La siguiente vez que él telefoneó, cogió la llamada pero fingió que no recordaba quién era. El rió entre dientes secamente y le dijo:

– Voy a recogerte en media hora, Chloe Serritella. Si no estás lista, no te volveré a llamar nunca más.

– ¿Media hora? No creo que sea posible -pero él ya había colgado.

La mano comenzó a temblarle cuando colgó el receptor. En su mente vió una ruleta girando, la bola de marfil saltando del rojo al negro, del negro al rojo, en este juego que ellos jugaban. Con manos temblorosas, se vistió con un vestido blanco de lana con puños de ocelote, completando el atuendo un sombrero pequeño sobrepasado por un velo de la ilusión.

Abrió la puerta exactamente media hora más tarde.

Él la condujo a través del patio a un deportivo Isotta-Fraschini rojo, que condujo por las calles de Knightsbridge a una velocidad endiablada utilizando sólo los dedos de su mano derecha en el volante. Ella lo miró con el rabillo del ojo, adorando el espeso pelo castaño que le caía tan descuidadamente sobre la frente tanto como el hecho que él era un americano ardiente en vez de algún aburrido europeo.

Finalmente se detuvo en un restaurante apartado donde le acariciaba la mano con la suya siempre que ella cogía su copa. Ella sentía dolor por la manera que le deseaba. Bajo la intensidad de esos ojos inquietos de plata, ella se sentía desenfrenadamente hermosa y esbelta tanto por dentro como por fuera.

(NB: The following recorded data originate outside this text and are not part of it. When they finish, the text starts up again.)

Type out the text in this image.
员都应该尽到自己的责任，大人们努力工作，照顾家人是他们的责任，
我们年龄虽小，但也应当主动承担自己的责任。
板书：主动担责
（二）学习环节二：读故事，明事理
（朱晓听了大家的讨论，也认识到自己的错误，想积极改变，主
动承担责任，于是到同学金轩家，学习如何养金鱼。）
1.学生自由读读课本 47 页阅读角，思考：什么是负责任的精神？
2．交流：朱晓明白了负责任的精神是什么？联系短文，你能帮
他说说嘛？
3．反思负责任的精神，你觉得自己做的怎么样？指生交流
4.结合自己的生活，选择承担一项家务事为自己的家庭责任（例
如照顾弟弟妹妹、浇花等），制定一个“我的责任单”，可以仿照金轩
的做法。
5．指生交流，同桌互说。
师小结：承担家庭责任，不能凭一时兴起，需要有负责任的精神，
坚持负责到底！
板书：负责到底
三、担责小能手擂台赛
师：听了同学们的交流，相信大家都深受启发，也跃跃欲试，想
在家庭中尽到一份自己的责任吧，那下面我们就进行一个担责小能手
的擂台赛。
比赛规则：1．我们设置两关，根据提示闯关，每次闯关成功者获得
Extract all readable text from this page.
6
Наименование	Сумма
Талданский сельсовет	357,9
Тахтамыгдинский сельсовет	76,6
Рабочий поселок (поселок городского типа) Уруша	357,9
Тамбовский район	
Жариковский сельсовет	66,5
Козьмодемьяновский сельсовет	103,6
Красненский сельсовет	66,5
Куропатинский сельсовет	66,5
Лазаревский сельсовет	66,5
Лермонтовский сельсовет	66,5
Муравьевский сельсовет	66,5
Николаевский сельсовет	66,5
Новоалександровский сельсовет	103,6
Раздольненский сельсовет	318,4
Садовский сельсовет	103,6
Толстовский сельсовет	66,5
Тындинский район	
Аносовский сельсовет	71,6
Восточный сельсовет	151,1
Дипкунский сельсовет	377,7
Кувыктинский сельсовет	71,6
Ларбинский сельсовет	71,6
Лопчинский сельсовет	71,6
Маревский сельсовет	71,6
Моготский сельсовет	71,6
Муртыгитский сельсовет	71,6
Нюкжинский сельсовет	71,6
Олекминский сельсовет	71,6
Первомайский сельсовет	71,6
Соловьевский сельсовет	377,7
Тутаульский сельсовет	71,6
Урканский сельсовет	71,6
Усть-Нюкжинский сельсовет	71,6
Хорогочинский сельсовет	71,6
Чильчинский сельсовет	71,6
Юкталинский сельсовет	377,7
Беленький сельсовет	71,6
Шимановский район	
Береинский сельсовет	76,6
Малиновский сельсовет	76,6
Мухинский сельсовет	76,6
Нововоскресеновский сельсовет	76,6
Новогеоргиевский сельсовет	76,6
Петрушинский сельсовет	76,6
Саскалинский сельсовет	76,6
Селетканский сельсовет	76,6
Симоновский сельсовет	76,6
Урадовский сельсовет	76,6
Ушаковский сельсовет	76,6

Todo acerca de él la fascinaba…la manera de andar, el sonido de su voz, el olor de tabaco en su aliento. Jack Day era el último trofeo, la afirmación final de su propia belleza.

Cuando dejaron el restaurante, él la apretó contra el tronco de un árbol de sicomoro y le dio en la oscuridad un beso seductor. La abrazó y pasando sus brazos por su espalda, le agarró las nalgas.

– Te deseo -murmuró él en su boca abierta.

Su cuerpo estaba tan lleno de deseo que le causó un verdadero dolor negarse.

– Vas demasiado rápido, Jack. Necesito tiempo.

El sonrió y le pellizcó el mentón, como si estuviera complacido especialmente con lo bien que ella jugaba su juego; entonces le apretó los senos, soltándola en el momento que una pareja de edad avanzada salía del restaurante y miraba la escena. La llevó a casa, y la mantuvo entretenida con divertidas anécdotas y no dijo nada acerca de verla otra vez.

Dos días después cuando su criada anunció que él estaba al teléfono, Chloe sacudió la cabeza, negándose a tomar la llamada. Corrió a su cuarto y se lanzó llorando sobre la cama, temiendo que tal vez lo estaba presionando demasiado y él perdería su interés en ella.

La siguiente vez que lo vió en una apertura de galería, iba acompañado por una bella corista cogidos del brazo. Chloe fingió no verlos.